The first thing I’ll do is merge together the DPD datasets, since we have to work with two tables. DINs are stored in dpd_drug and status is stored in dpd_status. We need status because it will tell us whether or not the drug has been marketed. I’m also going to filter out any records that say CURRENT_STATUS_FLAG == N because I’m only interested in the most up to date marketing date.

#' Mapping between DIN and DRUG_CODE:
din_drug_code_mapping <- dpd_drug %>% select(DRUG_CODE, DRUG_IDENTIFICATION_NUMBER)

#' Add DIN to table of interest:
my_drug_product_database_all_files_status <- merge(dpd_status,
                                                   din_drug_code_mapping,
                                                   by.y = "DRUG_CODE")


#' Ensure types are the same:
my_drug_product_database_all_files_status$DRUG_IDENTIFICATION_NUMBER %<>%
  as.character(my_drug_product_database_all_files_status$DRUG_IDENTIFICATION_NUMBER)

#' Fix up formatting of din
more_than_12_months_df$din %<>%
  as.character(more_than_12_months_df$din) %>%
  str_pad(8, pad = "0")

#' Find the drugs of interest in the status table
my_drug_product_database_status <- my_drug_product_database_all_files_status %>%
  filter(DRUG_IDENTIFICATION_NUMBER %in% more_than_12_months_df$din)

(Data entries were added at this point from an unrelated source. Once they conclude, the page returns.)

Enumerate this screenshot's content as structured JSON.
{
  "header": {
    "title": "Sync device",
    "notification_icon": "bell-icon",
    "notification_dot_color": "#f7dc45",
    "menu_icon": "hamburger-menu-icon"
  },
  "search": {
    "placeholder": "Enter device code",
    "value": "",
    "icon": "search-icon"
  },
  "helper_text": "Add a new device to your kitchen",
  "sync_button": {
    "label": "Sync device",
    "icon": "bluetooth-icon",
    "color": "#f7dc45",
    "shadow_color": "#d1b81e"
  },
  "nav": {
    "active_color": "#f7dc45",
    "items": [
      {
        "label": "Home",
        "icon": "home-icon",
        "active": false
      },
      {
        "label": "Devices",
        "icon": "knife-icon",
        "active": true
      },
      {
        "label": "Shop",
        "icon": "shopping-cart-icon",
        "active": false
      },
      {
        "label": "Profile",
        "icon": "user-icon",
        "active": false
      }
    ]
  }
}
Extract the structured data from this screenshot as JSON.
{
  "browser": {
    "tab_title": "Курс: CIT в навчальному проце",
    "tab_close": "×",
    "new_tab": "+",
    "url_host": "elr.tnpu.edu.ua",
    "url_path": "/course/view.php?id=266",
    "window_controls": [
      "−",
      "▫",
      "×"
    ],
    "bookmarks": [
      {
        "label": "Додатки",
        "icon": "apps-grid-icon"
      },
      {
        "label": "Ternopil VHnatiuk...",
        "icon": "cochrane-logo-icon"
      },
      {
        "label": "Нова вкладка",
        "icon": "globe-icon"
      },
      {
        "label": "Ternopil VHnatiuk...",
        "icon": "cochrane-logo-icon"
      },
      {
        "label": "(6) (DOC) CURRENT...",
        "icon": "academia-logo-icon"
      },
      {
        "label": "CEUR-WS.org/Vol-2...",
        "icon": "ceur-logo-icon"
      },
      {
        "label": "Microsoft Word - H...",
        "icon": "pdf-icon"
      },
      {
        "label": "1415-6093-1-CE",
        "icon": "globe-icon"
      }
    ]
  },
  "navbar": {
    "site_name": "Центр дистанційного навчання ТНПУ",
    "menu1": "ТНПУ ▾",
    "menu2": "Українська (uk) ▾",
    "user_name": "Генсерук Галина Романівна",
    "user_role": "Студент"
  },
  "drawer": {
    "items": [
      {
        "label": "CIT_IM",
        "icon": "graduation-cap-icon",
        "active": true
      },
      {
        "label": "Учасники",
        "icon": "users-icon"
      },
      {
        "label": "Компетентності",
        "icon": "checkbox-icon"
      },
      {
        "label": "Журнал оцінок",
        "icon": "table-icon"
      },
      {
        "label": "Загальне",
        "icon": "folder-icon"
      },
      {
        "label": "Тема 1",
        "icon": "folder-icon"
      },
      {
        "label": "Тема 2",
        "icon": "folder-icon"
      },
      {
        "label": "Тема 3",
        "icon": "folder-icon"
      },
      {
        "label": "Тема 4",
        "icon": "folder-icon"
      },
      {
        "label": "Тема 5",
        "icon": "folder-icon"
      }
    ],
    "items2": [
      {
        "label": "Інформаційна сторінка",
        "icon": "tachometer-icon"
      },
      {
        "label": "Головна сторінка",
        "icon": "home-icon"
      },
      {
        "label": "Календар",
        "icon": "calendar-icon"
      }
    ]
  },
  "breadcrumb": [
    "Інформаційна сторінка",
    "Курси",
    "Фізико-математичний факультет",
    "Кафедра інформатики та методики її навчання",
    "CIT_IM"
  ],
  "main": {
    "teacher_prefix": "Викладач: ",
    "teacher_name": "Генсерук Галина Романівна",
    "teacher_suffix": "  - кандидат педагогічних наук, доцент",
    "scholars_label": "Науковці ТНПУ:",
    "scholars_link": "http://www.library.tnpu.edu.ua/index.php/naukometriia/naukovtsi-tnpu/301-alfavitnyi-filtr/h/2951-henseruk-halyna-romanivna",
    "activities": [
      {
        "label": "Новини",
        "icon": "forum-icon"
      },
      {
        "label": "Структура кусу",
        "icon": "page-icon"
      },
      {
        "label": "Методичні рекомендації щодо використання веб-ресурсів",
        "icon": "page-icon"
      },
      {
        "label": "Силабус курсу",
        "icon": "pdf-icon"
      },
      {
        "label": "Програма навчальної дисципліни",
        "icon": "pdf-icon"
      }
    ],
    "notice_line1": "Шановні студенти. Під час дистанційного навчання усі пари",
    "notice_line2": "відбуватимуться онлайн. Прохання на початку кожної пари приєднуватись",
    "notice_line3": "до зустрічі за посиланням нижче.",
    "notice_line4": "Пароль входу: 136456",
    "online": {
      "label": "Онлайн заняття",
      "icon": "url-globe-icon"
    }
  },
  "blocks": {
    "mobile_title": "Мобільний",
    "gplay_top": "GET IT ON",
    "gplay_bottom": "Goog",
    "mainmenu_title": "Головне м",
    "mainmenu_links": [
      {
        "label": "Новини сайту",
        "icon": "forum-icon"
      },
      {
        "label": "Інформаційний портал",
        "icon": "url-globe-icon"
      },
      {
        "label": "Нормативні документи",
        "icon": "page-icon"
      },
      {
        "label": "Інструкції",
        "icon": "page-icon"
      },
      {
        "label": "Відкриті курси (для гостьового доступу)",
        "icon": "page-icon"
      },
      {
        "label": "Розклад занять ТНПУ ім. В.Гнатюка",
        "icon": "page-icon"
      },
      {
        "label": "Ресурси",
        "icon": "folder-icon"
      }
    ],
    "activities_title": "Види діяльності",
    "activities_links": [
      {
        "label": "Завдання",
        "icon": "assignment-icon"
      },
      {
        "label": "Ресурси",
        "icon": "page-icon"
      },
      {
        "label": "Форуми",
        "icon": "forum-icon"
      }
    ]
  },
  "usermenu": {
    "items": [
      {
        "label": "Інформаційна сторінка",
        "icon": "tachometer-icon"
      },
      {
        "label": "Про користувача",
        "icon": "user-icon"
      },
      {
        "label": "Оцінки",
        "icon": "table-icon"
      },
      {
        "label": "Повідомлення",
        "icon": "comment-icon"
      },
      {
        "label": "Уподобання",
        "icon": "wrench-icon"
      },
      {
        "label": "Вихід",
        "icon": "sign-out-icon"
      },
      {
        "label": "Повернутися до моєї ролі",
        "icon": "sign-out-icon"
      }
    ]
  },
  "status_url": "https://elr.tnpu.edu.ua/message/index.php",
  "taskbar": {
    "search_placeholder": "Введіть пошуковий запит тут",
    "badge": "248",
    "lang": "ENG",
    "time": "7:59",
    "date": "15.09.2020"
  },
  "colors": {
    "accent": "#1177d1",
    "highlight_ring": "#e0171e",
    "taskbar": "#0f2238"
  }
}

#' Find relevant data and calculate time on market:
my_drug_product_database_status_marketed <- my_drug_product_database_status %>%
  filter(STATUS == "MARKETED") %>%
  filter(CURRENT_STATUS_FLAG == "Y") %>%
  mutate(HISTORY_DATE = dmy(HISTORY_DATE),
         AGE_ON_MARKET = lubridate::today() - HISTORY_DATE)

Conclusion

There were 5788 shortage reports between 2019-06-01 and 2021-06-01.

Of those reports, there were 593 actual shortages, for 528 unique drugs.

Of the actual shortages, there were 4 drugs with a 12 month or more gap between reports.

The proportion of drugs that have a 12 month or more gap between reports is 0.0075758.

The average age on the market for these drugs was 4.35 years.